如何连接 python 中拆分小提琴图之间的各个数据点?
How can I connect the individual data points between split violin plots in python plotly?
如何在 python plotly 中连接拆分小提琴图之间的各个数据点?
示例代码:
from plotly import graph_objs as go
import pandas as pd
df = pd.DataFrame(data=[["2021.01", "test1", 1.1], ["2021.01", "test1", 1.2], ["2021.01", "test1", 1.3], ["2021.01", "test1", 1.4], ["2021.01", "test1", 1.5], ["2021.01", "test1", 1.6],
["2021.02", "test1", 1.2], ["2021.02", "test1", 1.3], ["2021.02", "test1", 1.4], ["2021.02", "test1", 1.5], ["2021.02", "test1", 1.6], ["2021.02", "test1", 1.7],
["2021.01", "test2", 1.5], ["2021.01", "test2", 1.6], ["2021.01", "test2", 1.7], ["2021.01", "test2", 1.8], ["2021.01", "test2", 1.9], ["2021.01", "test2", 2.0],
["2021.02", "test2", 1.7], ["2021.02", "test2", 1.8], ["2021.02", "test2", 1.9], ["2021.02", "test2", 2.0], ["2021.02", "test2", 2.1], ["2021.02", "test2", 2.2]],
columns=["date", "test", "values"],
index=["A", "B", "C", "D", "E", "F",
"A", "B", "C", "D", "E", "F",
"A", "B", "C", "D", "E", "F",
"A", "B", "C", "D", "E", "F"]
)
fig = go.Figure()
filter = "2021.01"
fig.add_trace(go.Violin(x = df[df["date"]==filter]["test"],
y = df[df["date"]==filter]["values"],
text = df[df["date"]==filter].index,
name = filter,
side = "negative",
pointpos = -1.5,
))
filter = "2021.02"
fig.add_trace(go.Violin(x = df[df["date"]==filter]["test"],
y = df[df["date"]==filter]["values"],
text = df[df["date"]==filter].index,
name = filter,
side = "positive",
pointpos = 1.5,
))
fig.update_traces(meanline_visible = True,
points="all",
jitter = 0.05,
scalemode = "count",
)
fig.show()
Output:
我想要一行 F 数据集,而不是原始输出,如下所示:
Desired output
我试图获取每个的最大值并在类别数据中添加折线图,但没有成功。 x轴的位置是手动设置的,所以需要找到最优值。 x轴可以根据图形区域设置,y轴可以根据y轴设置。

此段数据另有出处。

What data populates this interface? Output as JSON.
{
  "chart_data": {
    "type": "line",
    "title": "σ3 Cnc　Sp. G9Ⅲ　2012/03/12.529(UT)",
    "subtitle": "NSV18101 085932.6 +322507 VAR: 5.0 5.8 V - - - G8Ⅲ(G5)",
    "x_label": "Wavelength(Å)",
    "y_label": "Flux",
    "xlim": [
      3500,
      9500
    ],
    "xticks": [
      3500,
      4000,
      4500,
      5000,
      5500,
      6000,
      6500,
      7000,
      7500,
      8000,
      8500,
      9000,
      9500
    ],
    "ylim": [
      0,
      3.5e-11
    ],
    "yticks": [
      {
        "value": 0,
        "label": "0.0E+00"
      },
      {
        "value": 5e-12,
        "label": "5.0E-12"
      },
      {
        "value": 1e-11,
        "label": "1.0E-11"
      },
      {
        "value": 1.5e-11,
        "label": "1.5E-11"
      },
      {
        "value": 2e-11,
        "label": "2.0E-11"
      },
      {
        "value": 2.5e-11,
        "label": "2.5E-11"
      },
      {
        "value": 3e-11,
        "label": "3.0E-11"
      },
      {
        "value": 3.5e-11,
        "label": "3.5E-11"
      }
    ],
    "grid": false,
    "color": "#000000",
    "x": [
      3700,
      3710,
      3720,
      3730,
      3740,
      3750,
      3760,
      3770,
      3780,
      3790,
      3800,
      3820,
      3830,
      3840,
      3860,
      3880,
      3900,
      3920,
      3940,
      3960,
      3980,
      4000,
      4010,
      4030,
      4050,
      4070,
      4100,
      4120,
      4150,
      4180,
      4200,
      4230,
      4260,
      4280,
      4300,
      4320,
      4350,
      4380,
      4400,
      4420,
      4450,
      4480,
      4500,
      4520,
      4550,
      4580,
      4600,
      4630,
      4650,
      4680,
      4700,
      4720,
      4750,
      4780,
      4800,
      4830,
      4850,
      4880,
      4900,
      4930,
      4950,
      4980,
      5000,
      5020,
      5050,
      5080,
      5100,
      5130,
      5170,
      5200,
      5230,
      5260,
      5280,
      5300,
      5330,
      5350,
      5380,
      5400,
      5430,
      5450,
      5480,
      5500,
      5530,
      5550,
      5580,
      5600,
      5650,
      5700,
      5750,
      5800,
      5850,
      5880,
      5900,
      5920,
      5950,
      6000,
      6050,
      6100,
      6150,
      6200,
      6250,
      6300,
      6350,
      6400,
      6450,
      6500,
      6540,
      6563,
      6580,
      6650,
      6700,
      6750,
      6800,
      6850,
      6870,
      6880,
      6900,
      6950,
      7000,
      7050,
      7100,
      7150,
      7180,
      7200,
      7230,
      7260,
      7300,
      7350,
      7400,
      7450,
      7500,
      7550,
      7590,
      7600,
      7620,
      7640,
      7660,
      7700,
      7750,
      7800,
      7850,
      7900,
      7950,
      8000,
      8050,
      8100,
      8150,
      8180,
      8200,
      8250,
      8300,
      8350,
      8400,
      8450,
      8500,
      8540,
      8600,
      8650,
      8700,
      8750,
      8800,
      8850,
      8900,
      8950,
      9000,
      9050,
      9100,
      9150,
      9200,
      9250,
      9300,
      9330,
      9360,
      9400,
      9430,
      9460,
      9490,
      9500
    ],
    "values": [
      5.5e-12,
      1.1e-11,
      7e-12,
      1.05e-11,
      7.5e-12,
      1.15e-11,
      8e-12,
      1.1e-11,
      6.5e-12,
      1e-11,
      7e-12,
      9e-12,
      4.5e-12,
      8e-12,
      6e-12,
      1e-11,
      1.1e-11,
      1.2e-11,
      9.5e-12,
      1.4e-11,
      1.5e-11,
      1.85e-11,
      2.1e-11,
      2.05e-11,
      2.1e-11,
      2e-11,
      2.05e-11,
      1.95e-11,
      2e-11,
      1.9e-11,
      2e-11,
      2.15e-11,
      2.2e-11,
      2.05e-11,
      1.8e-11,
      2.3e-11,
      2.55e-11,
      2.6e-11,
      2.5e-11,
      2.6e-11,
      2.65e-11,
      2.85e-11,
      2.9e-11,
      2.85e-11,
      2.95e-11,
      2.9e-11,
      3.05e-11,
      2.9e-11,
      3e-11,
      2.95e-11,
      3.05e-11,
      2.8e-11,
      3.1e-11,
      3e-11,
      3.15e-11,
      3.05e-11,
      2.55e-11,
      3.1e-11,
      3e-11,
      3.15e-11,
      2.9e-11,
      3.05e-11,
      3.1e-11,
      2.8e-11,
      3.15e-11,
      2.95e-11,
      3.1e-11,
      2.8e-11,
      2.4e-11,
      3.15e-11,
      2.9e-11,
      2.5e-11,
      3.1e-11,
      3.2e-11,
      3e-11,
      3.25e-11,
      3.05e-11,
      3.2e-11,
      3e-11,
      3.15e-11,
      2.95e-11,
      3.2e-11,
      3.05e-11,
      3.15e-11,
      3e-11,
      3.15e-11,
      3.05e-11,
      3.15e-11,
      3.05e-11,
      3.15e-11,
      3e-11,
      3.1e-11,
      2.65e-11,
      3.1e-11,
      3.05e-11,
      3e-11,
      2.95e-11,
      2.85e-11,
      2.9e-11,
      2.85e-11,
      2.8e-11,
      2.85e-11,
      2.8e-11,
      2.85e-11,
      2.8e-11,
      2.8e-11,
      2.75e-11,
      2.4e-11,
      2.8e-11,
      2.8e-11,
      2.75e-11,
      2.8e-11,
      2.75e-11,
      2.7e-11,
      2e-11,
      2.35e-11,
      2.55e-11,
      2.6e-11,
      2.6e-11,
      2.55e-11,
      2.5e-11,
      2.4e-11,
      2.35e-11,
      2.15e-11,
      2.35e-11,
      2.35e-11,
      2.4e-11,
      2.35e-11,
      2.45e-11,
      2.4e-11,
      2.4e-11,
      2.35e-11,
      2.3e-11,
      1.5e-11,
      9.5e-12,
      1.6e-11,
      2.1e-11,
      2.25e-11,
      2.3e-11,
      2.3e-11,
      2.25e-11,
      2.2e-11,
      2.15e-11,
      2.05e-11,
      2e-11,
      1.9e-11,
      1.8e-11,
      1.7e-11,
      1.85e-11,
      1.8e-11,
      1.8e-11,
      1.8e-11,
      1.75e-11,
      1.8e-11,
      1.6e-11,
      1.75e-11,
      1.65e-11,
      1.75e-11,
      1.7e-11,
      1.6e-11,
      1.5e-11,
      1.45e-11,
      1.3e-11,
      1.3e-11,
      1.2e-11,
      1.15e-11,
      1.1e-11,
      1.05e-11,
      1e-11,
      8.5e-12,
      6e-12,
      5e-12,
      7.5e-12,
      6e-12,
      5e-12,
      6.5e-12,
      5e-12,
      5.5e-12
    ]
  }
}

lines = df.groupby(['date','test'])['values'].max().to_frame('values')
fig.add_shape(type='line',
x0=0.055,
x1=0.45,
y0=lines.values[0][0],
y1=lines.values[2][0],
xref='paper',
yref='y',
line=dict(
color='RoyalBlue',
width=2
)
)
fig.add_shape(type='line',
x0=0.45,
x1=0.55,
y0=lines.values[2][0],
y1=lines.values[1][0],
xref='paper',
yref='y',
line=dict(
color='RoyalBlue',
width=2
)
)
fig.add_shape(type='line',
x0=0.55,
x1=0.95,
y0=lines.values[1][0],
y1=lines.values[3][0],
xref='paper',
yref='y',
line=dict(
color='RoyalBlue',
width=2
)
)
fig.show()
使用 r-beginners answer 我想出了一个使用 pointpos 的动态解决方案。如果只有 2 个小提琴图,它会起作用。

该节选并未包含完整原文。